De l'ambition pour Ifs

 

La parenthèse ifoise n'en reste pas moins prise très au sérieux. « J'ai envie de me concentrer sur le basket et de le faire correctement. Je viens dans l'optique d'aider l'équipe à réaliser le meilleur début de saison possible. Je sais que je championnat est assez relevé. Beaucoup d'équipes joueront le haut de tableau, dont Ifs. Il faudra se battre pour atteindre les playoffs. » Julie Legoupil, elle, sera attendue dans son registre de shooteuse, sa lecture du jeu et son expérience du haut niveau. « Je vais devoir retrouver le sens du panier.

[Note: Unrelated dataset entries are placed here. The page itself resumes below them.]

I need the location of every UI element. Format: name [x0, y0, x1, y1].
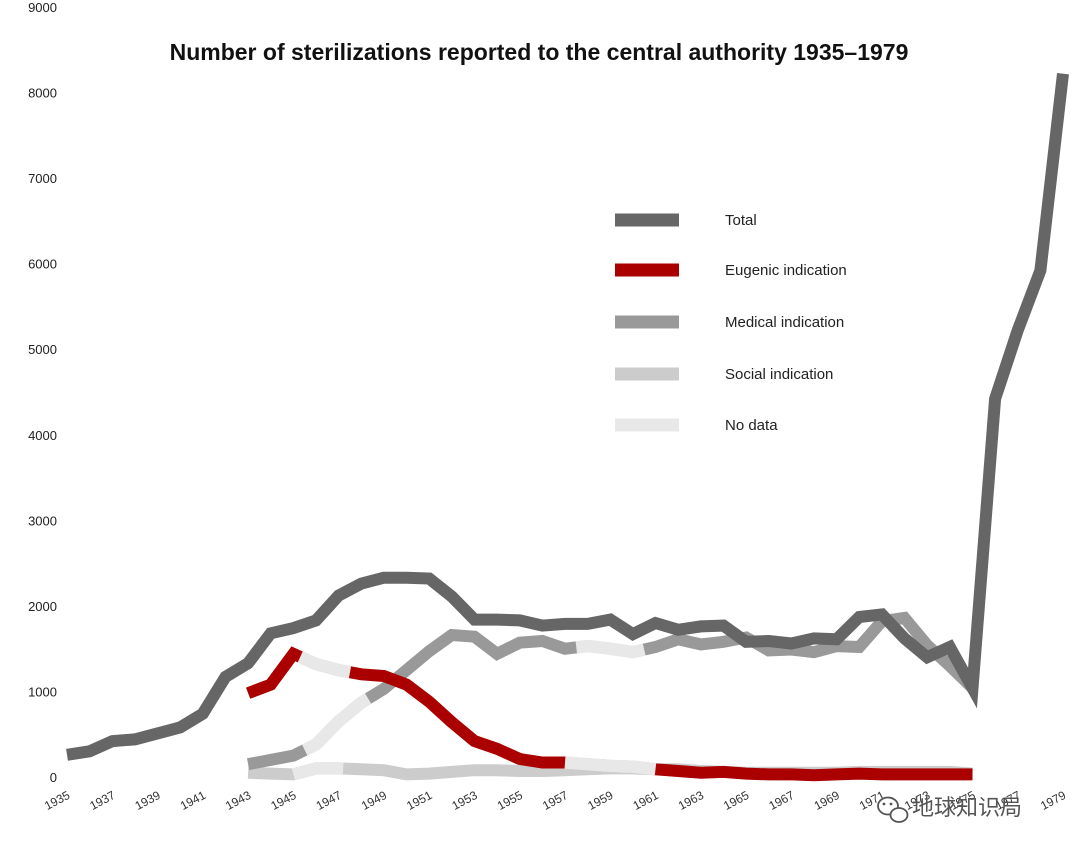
series-line-total: [66, 73, 1069, 761]
y-tick-label: 6000: [28, 257, 57, 272]
wechat-icon: [877, 796, 909, 823]
x-tick-label: 1945: [268, 788, 298, 813]
x-tick-label: 1971: [857, 788, 887, 813]
y-axis-ticks: 0 1000 2000 3000 4000 5000 6000 7000 8000 9000: [28, 0, 57, 785]
x-tick-label: 1951: [404, 788, 434, 813]
legend-label-eugenic-indication: Eugenic indication: [725, 262, 847, 279]
x-tick-label: 1941: [178, 788, 208, 813]
x-tick-label: 1939: [133, 788, 163, 813]
y-tick-label: 9000: [28, 0, 57, 15]
plot-lines: [66, 73, 1069, 782]
no-data-segment: [297, 651, 352, 679]
y-tick-label: 1000: [28, 684, 57, 699]
legend-label-total: Total: [725, 212, 757, 229]
no-data-segment: [291, 762, 344, 781]
x-tick-label: 1953: [450, 788, 480, 813]
x-tick-label: 1935: [42, 788, 72, 813]
no-data-segment: [564, 756, 657, 776]
x-tick-label: 1969: [812, 788, 842, 813]
x-tick-label: 1959: [585, 788, 615, 813]
y-tick-label: 3000: [28, 513, 57, 528]
x-tick-label: 1937: [87, 788, 117, 813]
x-tick-label: 1963: [676, 788, 706, 813]
no-data-segment: [575, 639, 646, 659]
x-tick-label: 1949: [359, 788, 389, 813]
y-tick-label: 5000: [28, 342, 57, 357]
legend-label-no-data: No data: [725, 417, 778, 434]
x-tick-label: 1979: [1038, 788, 1068, 813]
x-tick-label: 1957: [540, 788, 570, 813]
y-tick-label: 8000: [28, 86, 57, 101]
y-tick-label: 7000: [28, 171, 57, 186]
watermark-text: 地球知识局: [912, 796, 1022, 821]
legend-label-medical-indication: Medical indication: [725, 314, 844, 331]
y-tick-label: 4000: [28, 428, 57, 443]
x-tick-label: 1955: [495, 788, 525, 813]
no-data-segment: [301, 693, 372, 756]
x-tick-label: 1967: [766, 788, 796, 813]
series-line-eugenic-indication: [245, 646, 973, 782]
x-tick-label: 1943: [223, 788, 253, 813]
x-tick-label: 1965: [721, 788, 751, 813]
y-tick-label: 0: [50, 770, 57, 785]
legend-label-social-indication: Social indication: [725, 366, 833, 383]
watermark: 地球知识局: [877, 796, 1022, 823]
y-tick-label: 2000: [28, 599, 57, 614]
x-tick-label: 1947: [314, 788, 344, 813]
x-tick-label: 1961: [631, 788, 661, 813]
chart-title: Number of sterilizations reported to the…: [170, 39, 909, 65]
series-line-medical-indication: [246, 611, 977, 771]
legend: Total Eugenic indication Medical indicatio…: [615, 212, 847, 434]
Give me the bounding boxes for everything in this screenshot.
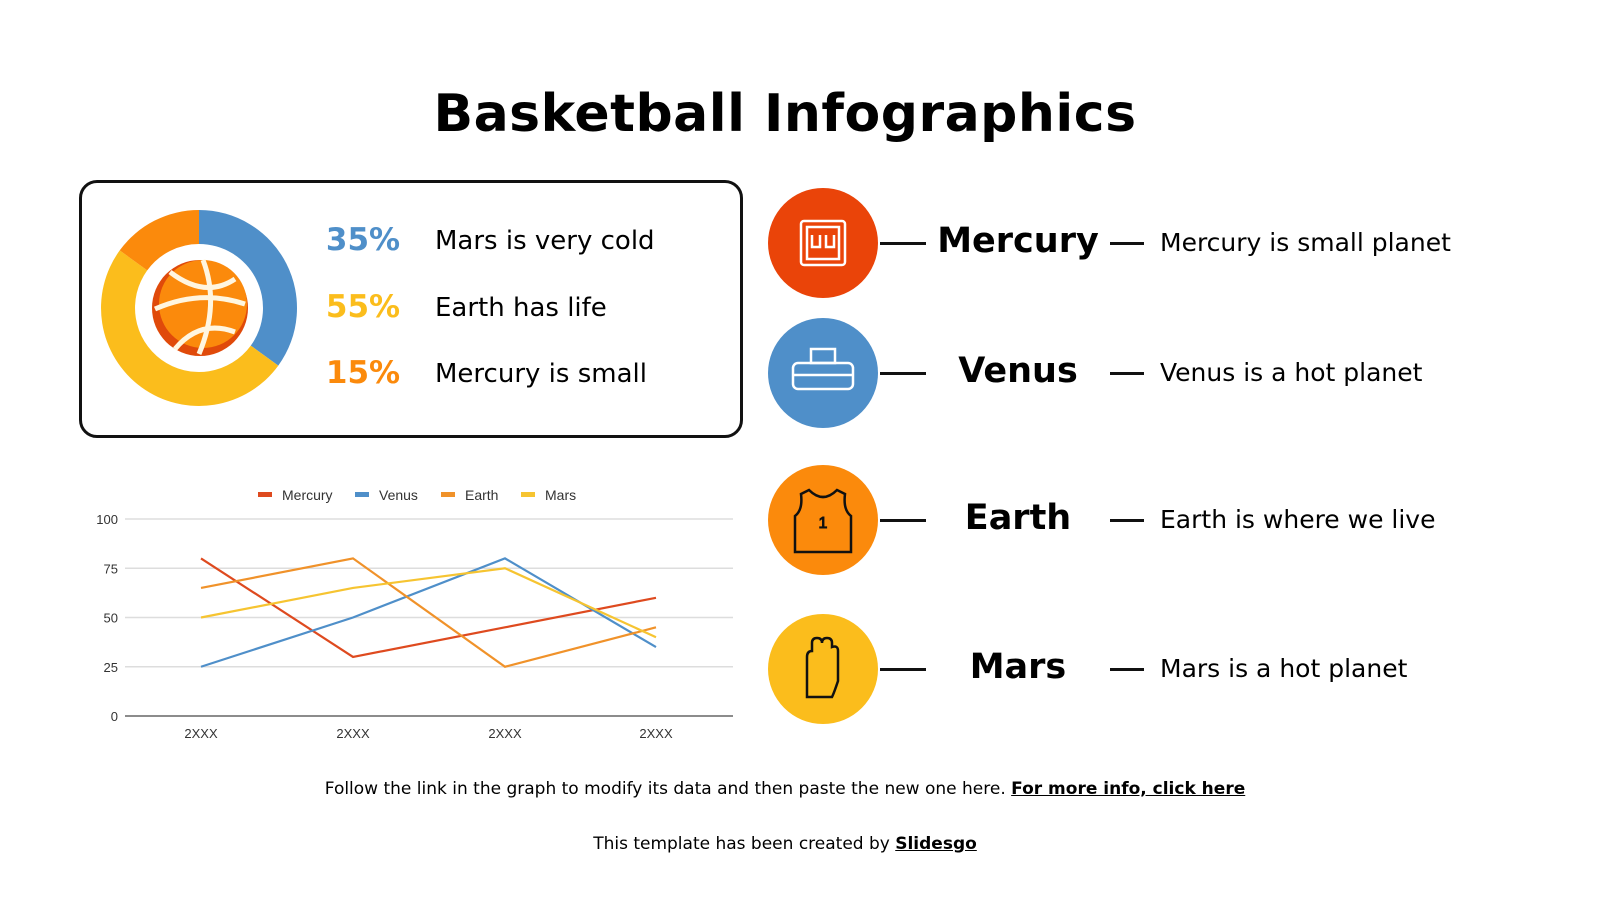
page-title: Basketball Infographics: [433, 84, 1137, 144]
planet-name: Venus: [958, 351, 1078, 391]
percent-value: 35%: [325, 222, 401, 258]
x-tick-label: 2XXX: [336, 726, 370, 741]
footer-note: Follow the link in the graph to modify i…: [0, 779, 1570, 799]
planet-name: Earth: [964, 498, 1072, 538]
footer-credit: This template has been created by Slides…: [0, 834, 1570, 854]
series-line-mars: [200, 567, 657, 639]
mars-icon-circle: [768, 614, 878, 724]
donut-slice: [101, 250, 279, 406]
percent-value: 55%: [325, 289, 401, 325]
series-line-mercury: [200, 557, 657, 659]
planet-name: Mars: [969, 647, 1067, 687]
x-tick-label: 2XXX: [488, 726, 522, 741]
mercury-icon-circle: [768, 188, 878, 298]
y-tick-label: 100: [96, 512, 118, 527]
percent-label: Mercury is small: [435, 359, 647, 389]
footer-note-text: Follow the link in the graph to modify i…: [324, 779, 1012, 799]
donut-slice: [199, 210, 297, 366]
legend-swatch: [441, 492, 455, 497]
slidesgo-link[interactable]: Slidesgo: [895, 834, 977, 854]
donut-slice: [119, 210, 199, 271]
planet-name: Mercury: [937, 221, 1099, 261]
planet-description: Venus is a hot planet: [1160, 358, 1423, 387]
basketball-icon: [152, 259, 248, 356]
donut-chart: [101, 210, 297, 406]
x-tick-label: 2XXX: [184, 726, 218, 741]
series-line-earth: [200, 557, 657, 668]
y-tick-label: 50: [104, 611, 118, 626]
legend-label: Mars: [545, 487, 576, 503]
donut-card: [79, 180, 743, 438]
connector-line: [1110, 372, 1144, 375]
planet-description: Mars is a hot planet: [1160, 654, 1408, 683]
planet-description: Earth is where we live: [1160, 505, 1436, 534]
credit-text: This template has been created by: [593, 834, 896, 854]
legend-swatch: [258, 492, 272, 497]
connector-line: [1110, 668, 1144, 671]
scoreboard-icon: [799, 219, 847, 267]
glove-icon: [805, 636, 840, 699]
more-info-link[interactable]: For more info, click here: [1011, 779, 1246, 799]
venus-icon-circle: [768, 318, 878, 428]
connector-line: [880, 519, 926, 522]
legend-label: Mercury: [282, 487, 333, 503]
legend-swatch: [355, 492, 369, 497]
connector-line: [880, 242, 926, 245]
connector-line: [1110, 242, 1144, 245]
legend-swatch: [521, 492, 535, 497]
y-tick-label: 25: [104, 660, 118, 675]
svg-text:1: 1: [819, 515, 828, 532]
legend-label: Earth: [465, 487, 498, 503]
connector-line: [880, 372, 926, 375]
planet-description: Mercury is small planet: [1160, 228, 1451, 257]
x-tick-label: 2XXX: [639, 726, 673, 741]
legend-label: Venus: [379, 487, 418, 503]
percent-label: Earth has life: [435, 293, 607, 323]
earth-icon-circle: 1: [768, 465, 878, 575]
gym-bag-icon: [791, 347, 855, 391]
percent-label: Mars is very cold: [435, 226, 655, 256]
connector-line: [1110, 519, 1144, 522]
line-chart: 0 25 50 75 100 2XXX 2XXX 2XXX 2XXX Mercury Venus Ea…: [96, 487, 733, 741]
y-tick-label: 75: [104, 561, 118, 576]
connector-line: [880, 668, 926, 671]
jersey-icon: 1: [793, 488, 853, 554]
y-tick-label: 0: [111, 709, 118, 724]
percent-value: 15%: [325, 355, 401, 391]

Cependant, l'équipe est dangereuse à tous les postes. C'est très homogène et tout le monde sera capable d'apporter en matière de scoring. J'ai confiance. Le jeu est ultra-plaisant, avec une grande liberté offensive, et le recrutement a été intelligent. Les petites jeunes sont talentueuses et bosseuses. » Des "petites jeunes" sûrement moins fofolles que leur aîné, qualifiée de « rayon de soleil » par Anaïs Deyres, et jamais la dernière lorsqu'il s'agit de s'amuser. Presque une décennie après son départ de Normandie, Julie Legoupil est de retour. La boucle est bouclée.